Trost, Barry M’s team published research in Angewandte Chemie, International Edition in 2005 | 152140-65-3

Angewandte Chemie, International Edition published new progress about Allylation catalysts. 152140-65-3 belongs to class chiral-phosphine-ligands, and the molecular formula is C54H42N2O2P2, Application In Synthesis of 152140-65-3.

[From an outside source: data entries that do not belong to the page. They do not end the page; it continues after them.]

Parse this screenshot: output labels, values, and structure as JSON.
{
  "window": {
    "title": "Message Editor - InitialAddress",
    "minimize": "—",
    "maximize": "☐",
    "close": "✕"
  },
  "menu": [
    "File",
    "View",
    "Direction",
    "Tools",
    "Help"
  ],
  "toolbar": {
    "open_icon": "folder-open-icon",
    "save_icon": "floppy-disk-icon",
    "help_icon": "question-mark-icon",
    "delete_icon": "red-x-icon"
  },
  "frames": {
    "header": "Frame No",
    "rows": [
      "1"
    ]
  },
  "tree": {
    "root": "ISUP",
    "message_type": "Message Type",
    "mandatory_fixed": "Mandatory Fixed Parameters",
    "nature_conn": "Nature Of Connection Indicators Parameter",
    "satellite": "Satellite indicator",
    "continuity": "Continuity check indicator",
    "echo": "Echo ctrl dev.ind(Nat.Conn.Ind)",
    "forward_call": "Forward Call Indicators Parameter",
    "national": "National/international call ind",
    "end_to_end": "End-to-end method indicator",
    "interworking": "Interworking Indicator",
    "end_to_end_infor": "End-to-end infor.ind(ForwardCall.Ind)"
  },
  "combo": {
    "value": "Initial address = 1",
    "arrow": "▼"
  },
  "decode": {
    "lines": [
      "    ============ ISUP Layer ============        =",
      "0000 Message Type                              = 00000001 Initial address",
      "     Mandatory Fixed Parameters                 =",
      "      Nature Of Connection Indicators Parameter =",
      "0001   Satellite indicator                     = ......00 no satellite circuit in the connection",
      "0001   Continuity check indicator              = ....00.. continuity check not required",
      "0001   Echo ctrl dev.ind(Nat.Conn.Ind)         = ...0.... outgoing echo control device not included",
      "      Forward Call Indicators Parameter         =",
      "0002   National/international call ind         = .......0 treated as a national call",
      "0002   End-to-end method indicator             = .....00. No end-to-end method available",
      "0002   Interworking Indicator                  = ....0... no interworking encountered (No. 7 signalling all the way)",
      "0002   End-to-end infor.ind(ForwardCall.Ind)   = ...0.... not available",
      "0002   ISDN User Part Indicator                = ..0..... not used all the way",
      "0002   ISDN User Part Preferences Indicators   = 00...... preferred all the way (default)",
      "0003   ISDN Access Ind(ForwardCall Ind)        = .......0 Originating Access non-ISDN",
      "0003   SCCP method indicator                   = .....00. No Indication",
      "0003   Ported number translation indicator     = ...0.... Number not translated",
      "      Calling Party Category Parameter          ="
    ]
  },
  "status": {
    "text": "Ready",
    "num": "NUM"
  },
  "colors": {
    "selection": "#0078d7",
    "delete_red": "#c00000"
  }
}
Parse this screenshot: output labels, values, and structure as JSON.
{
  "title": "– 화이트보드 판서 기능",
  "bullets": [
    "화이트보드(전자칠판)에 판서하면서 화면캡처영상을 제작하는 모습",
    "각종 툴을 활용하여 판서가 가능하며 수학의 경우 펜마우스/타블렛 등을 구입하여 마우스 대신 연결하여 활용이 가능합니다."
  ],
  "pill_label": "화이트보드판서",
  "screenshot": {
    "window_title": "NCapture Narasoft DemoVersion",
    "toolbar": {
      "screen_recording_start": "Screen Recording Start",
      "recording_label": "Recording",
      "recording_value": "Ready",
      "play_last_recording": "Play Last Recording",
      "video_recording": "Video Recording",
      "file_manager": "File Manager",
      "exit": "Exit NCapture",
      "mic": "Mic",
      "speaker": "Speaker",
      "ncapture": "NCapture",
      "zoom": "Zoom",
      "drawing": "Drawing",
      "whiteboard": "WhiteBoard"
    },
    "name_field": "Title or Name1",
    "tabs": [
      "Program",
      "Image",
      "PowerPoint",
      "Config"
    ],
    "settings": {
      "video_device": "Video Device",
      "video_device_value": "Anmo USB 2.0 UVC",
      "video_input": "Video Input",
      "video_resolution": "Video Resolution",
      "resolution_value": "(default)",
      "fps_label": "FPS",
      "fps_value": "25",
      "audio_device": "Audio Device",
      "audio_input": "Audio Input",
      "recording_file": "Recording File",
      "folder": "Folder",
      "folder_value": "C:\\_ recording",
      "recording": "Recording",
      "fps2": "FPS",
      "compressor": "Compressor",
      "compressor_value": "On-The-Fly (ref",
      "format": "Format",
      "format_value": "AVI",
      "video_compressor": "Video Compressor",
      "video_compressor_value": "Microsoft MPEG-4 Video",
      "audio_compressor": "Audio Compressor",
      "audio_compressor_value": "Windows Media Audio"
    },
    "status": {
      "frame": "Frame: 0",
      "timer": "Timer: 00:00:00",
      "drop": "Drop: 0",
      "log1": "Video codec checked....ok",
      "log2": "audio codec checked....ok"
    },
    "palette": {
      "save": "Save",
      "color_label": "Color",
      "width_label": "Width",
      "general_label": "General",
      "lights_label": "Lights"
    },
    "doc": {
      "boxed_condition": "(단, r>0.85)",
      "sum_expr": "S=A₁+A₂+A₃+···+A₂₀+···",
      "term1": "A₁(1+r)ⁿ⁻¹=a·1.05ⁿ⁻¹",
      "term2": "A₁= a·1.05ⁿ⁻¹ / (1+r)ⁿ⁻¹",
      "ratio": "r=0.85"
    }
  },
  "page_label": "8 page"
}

Trost, Barry M.; Frederiksen, Mathias U. published the artcile< Palladium-catalyzed asymmetric allylation of prochiral nucleophiles: synthesis of 3-allyl-3-aryl oxindoles>, Application In Synthesis of 152140-65-3, the main research area is arylindolinone allyl acetate allylation palladium chiral phosphine; allyl arylindolinone asym preparation; palladium chiral phosphine asym allylation catalyst.

Excellent yields and enantioselectivies were attained in the synthesis of 3-alkyl-3-aryloxindoles, e.g., I, based on the Pd-catalyzed asym. allylic alkylation reaction. This approach utilizes a nonbasic hydroxylic additive in the transformation of 3-aryloxindoles into complex, synthetically valuable oxindoles.